Receiving feedback is like any other skill, though, and there are ways to get better at it. The first step is reframing what it is entirely: “Feedback is a gift” is a phrase we often use in my business, and it rings true.

The fact someone would bother to evaluate what you’ve made speaks to its value. And when I hear, “This hasn’t hit our standards yet,” I know you think I can make it great.

There are exceptions, of course. Trolling and brutish criticism aren’t constructive and deserve to be ignored. Feedback is also a two-way street: a culture of trust and assumed positive intent are essential for maintaining the high standards and healthy tension needed for collaboration. That’s exactly where you want to be; a little friction is the only way to make sparks fly.

Receiving feedback gracefully is still a hard thing to do, and its importance is somewhat of a truism. But, that doesn’t make the idea any less important—great creative work is contingent on a willingness to be judged.

6. Follow fixed deadlines with a flexible scope

Illustration of someone's calendar that is filled with meeting bookings, with one short slot of time highlighted that says "Actual work."

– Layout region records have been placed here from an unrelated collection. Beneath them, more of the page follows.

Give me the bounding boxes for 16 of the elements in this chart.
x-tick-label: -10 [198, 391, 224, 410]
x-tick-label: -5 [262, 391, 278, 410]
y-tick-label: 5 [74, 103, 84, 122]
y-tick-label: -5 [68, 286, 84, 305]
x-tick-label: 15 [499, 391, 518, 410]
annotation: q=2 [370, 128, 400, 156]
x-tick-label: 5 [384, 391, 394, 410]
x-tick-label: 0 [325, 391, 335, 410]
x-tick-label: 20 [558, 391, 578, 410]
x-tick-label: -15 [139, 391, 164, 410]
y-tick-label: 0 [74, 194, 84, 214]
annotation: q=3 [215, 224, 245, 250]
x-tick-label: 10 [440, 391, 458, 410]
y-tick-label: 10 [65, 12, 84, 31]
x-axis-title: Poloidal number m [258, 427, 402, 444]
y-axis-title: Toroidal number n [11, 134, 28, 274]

Work expands to fill the time allotted. Fight back by prioritizing your time and following fixed deadlines.

Disappointment is always a matter of expectations. The wider the gap between “what I expected” and “what I received,” the more disappointment we feel.

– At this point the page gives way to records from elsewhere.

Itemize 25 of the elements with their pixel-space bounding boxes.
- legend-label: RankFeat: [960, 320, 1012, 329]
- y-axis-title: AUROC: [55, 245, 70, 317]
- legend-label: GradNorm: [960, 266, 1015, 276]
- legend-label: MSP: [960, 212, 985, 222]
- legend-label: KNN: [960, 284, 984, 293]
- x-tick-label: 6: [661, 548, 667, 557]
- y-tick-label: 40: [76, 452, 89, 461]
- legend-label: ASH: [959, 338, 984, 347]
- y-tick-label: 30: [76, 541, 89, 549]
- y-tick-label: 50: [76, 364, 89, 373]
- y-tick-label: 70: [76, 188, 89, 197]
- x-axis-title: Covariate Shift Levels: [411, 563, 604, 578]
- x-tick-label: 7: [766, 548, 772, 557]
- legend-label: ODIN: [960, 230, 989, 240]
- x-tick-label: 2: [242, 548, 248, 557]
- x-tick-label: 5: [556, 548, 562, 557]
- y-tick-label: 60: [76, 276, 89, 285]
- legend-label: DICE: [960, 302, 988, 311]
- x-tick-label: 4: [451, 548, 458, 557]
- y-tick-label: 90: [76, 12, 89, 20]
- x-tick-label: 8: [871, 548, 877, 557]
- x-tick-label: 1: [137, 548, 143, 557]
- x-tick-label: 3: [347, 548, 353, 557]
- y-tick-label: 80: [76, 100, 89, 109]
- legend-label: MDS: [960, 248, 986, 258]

If the output you’re most known for—let’s call it your signature work—is high-effort, high-impact, following a schedule that dictates “one of these every week” could lead to the wrong kind of compromise. That’s why I prefer Jason Fried’s approach of setting a fixed deadline with a flexible scope. Deadlines that remain firm create a forcing function where the scope has to adjust instead.

What I always like to add is that an end user’s expectations can be adjusted based on how you package things. Audiences find satisfaction in different ways for different formats, and quality comes in many shapes and sizes. The level of polish you apply is a strategic choice and should fit the scope of the product.

As an example, in the world of editorial, it would be unreasonable (and undesirable) for every piece to be a feature story. Longform takes time and is often equally exhausting to consume.

There’s a reason why everyone claims to love documentaries but spends most of their TV time rewatching Seinfeld. And so well-made editorial products deploy shorter—but still high-quality—columns and formats to break up the monotony and add variety. The crossword puzzle helps sell the newspaper, too.

As obvious as this idea may seem, I know too many talented people who have created unnecessary stress for themselves by tying their identity to the single format or style they initially became known for. If your signature work demands a certain amount of time, find another outlet with a smaller scope and let your audience know that it is indeed different. That way, you can commit to the most important part of the creative process: shipping things consistently.